It’s easy to rely on the Gods when you’re happy, neutral or even a bit sad. You speak and feel Spirit, listening attentively. You feel Brighid’s hand on your back, the green embrace of the world and its creatures. Angry, you feel the Morrigan’s sword in your hands, her cloak of black feathers. Darker spirits, those with teeth and claws, lope at your side,
In despair’s black depths, however, we are often alone. There is a wall, nebulous but there, we cannot scale ourselves — and no other can scale, divine or human. We feel the arms around us, but not truly; the core part of ourselves remains behind that wall in an unlit room.
I’m thinking of that horrible old joke: How many Jewish grandmothers does it take to screw in a lightbulb? “None. I’ll just sit here in the dark.” When we’re in despair, we sit in the grandmother’s worn old chair.
(Nothing against Jewish grandmothers, by the way. Certainly, guilt-tripping is not an ethnically or religiously linked phenomenon.”)
The wall defines despair. Without it, we may be sad, gloomy or otherwise miserable, but we’re still a part of cosmic community. When touched, we can feel.
So, how do you dissolve a wall you cannot climb?
My partner has to remind me of Brighid, gentle Brighid, and how she never fails me and is never disappointed in her priestess.
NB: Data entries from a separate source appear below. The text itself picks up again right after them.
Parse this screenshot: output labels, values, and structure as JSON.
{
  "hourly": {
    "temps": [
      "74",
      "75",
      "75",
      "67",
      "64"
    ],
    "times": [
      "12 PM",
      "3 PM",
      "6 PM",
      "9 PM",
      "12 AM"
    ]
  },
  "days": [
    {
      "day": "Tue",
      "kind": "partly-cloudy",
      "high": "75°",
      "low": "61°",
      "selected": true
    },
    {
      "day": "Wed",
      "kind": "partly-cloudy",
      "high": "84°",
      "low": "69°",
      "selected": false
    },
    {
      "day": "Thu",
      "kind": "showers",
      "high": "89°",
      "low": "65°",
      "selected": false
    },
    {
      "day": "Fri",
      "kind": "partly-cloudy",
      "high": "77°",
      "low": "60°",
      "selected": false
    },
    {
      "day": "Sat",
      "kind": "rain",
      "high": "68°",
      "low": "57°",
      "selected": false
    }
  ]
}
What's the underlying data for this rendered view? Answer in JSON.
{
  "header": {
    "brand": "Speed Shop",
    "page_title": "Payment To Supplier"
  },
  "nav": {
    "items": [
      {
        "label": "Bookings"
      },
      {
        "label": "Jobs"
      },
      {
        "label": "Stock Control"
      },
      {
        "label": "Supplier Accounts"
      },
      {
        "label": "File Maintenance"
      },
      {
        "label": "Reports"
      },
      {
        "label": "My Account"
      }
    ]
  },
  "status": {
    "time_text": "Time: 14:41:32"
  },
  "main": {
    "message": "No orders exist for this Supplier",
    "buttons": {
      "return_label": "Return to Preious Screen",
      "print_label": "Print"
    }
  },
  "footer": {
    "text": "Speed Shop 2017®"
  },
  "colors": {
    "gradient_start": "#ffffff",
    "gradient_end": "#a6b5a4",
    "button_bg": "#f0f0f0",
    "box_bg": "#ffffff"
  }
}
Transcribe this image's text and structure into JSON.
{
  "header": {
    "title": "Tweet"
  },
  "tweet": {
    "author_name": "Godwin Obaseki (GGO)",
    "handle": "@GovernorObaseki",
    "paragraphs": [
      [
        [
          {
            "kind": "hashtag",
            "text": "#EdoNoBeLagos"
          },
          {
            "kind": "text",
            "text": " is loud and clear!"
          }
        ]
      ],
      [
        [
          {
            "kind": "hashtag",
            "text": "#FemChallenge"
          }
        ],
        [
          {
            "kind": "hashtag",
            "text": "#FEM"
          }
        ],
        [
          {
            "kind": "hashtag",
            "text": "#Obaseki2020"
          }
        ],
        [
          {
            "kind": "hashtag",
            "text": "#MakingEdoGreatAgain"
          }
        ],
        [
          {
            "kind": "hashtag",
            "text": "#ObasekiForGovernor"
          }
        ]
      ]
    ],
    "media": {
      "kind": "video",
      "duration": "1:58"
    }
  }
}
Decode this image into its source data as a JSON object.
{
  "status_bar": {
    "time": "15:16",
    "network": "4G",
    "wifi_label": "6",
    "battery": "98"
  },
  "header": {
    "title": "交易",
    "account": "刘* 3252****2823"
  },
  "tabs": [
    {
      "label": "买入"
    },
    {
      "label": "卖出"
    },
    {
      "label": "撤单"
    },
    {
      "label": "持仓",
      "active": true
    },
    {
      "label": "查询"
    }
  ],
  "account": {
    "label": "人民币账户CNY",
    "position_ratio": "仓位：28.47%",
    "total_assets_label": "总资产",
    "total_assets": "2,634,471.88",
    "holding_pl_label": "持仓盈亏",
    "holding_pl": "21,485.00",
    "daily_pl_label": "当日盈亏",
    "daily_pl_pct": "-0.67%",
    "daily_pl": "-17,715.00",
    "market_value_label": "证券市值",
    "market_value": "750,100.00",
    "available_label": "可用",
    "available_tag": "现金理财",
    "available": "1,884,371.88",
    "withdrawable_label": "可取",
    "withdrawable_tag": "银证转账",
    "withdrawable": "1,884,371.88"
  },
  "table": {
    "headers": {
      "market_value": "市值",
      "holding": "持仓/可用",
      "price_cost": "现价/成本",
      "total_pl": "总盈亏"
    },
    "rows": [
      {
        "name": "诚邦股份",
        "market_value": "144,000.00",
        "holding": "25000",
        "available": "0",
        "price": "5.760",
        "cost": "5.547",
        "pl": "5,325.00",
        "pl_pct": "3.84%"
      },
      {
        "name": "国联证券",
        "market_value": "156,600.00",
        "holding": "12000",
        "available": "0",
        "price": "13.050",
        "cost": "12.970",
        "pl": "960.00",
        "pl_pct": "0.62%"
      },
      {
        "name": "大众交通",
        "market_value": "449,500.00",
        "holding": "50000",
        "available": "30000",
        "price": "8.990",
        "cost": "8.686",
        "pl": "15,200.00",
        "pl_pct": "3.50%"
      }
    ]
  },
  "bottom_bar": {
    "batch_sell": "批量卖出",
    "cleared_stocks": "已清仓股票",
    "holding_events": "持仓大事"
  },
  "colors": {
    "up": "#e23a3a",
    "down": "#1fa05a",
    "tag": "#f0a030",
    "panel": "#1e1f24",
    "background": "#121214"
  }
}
Point out my good qualities on their own, and I won’t hear them inside the room’s acoustics. But Brighid’s fire — or even just the memory of it — is enough to dispel the dark, at least for me.
Dissolving the wall takes patience and support from those on the other side. But it first and foremost takes a light from within — a light sprung from hope, from a deep-seated belief that dawn comes, that nothing is ever wasted in the realm of knowledge and experience. A belief that none of us are disposable, no matter the pundits and the marketing.
How do you kindle your flame in the dark?